In A+E, I was triaged instantly and moved to the resuscitation area (though I was conscious at the time.) That's where I had my first brush with death. As I was receiving morphine and being examined, the person in the cubicle next to me (an elderly lady who'd been found in her nursing home room unconscious) failed to recover and passed away.

Later, as I recovered in the cardiac area of casualty, two more elderly patients who had suffered cardiac incidents failed to make it.

I was in the hospital for two days, and I saw up close and personal the tremendous dedication and ability of our frontline medical staff. From consultant cardiologists to porters, and all the student doctors, nurse practitioners and other staff in between, I couldn't fault the professionalism, patience or ability of anyone of them.

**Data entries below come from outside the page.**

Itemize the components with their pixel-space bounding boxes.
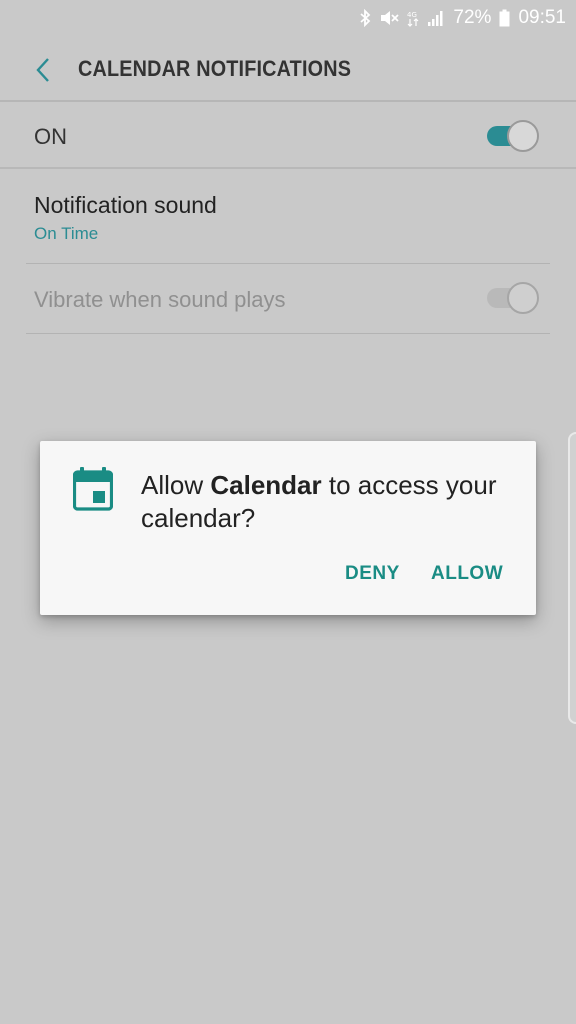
app-name: Calendar bbox=[210, 470, 322, 500]
back-button[interactable] bbox=[26, 53, 60, 87]
master-toggle-row[interactable]: ON bbox=[0, 103, 576, 169]
deny-button[interactable]: DENY bbox=[345, 563, 400, 585]
permission-message: Allow Calendar to access your calendar? bbox=[141, 469, 501, 535]
message-prefix: Allow bbox=[141, 470, 211, 500]
clock: 09:51 bbox=[518, 7, 566, 28]
app-header: CALENDAR NOTIFICATIONS bbox=[0, 36, 576, 102]
permission-dialog: Allow Calendar to access your calendar? … bbox=[40, 441, 536, 615]
master-toggle[interactable] bbox=[485, 120, 539, 152]
svg-text:4G: 4G bbox=[407, 11, 417, 19]
allow-button[interactable]: ALLOW bbox=[431, 563, 503, 585]
divider bbox=[26, 333, 550, 334]
notification-sound-row[interactable]: Notification sound On Time bbox=[0, 170, 576, 264]
battery-percent: 72% bbox=[453, 7, 492, 28]
master-toggle-label: ON bbox=[34, 124, 67, 149]
calendar-icon bbox=[73, 467, 113, 511]
notification-sound-title: Notification sound bbox=[34, 192, 217, 218]
chevron-left-icon bbox=[36, 58, 49, 82]
signal-icon bbox=[427, 9, 445, 27]
page-title: CALENDAR NOTIFICATIONS bbox=[78, 56, 352, 81]
data-icon: 4G bbox=[407, 9, 419, 27]
vibrate-row[interactable]: Vibrate when sound plays bbox=[0, 264, 576, 334]
bluetooth-icon bbox=[359, 9, 371, 27]
battery-icon bbox=[499, 9, 510, 27]
notification-sound-value: On Time bbox=[34, 224, 99, 243]
mute-icon bbox=[379, 9, 400, 27]
vibrate-toggle[interactable] bbox=[485, 282, 539, 314]
edge-panel-handle[interactable] bbox=[568, 432, 576, 724]
status-bar: 4G 72% 09:51 bbox=[0, 0, 576, 36]
vibrate-title: Vibrate when sound plays bbox=[34, 287, 286, 312]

These people work in a literally hellish environment. Like the rings of Inferno, the wails of the ill pervade.

In some cases, the patients just do not stop fucking moaning. Sure, they're unwell and they're in hospital. But why add to a difficult situation by moaning your hole off all the time? Especially when the staff are performing superhuman efforts in almost impossible circumstances?

Anyway, my case ended up not being anywhere near as serious as it first appeared, thank goodness. I'm fine and dandy now, and after witnessing the deaths of three people this week, I'm very thankful and grateful to be so.

And it is the staff of our beleaguered health service I have to thank for that. I owe them all a great deal of gratitude.

And on their behalf and on behalf of all patients languishing on trolleys in casualty wards across Ireland tonight, may I just add, I hope Mary Harney dies alone in absolute untreatable agony with alsatians chewing her bloated carcass while she still lives, the fat evil bitch.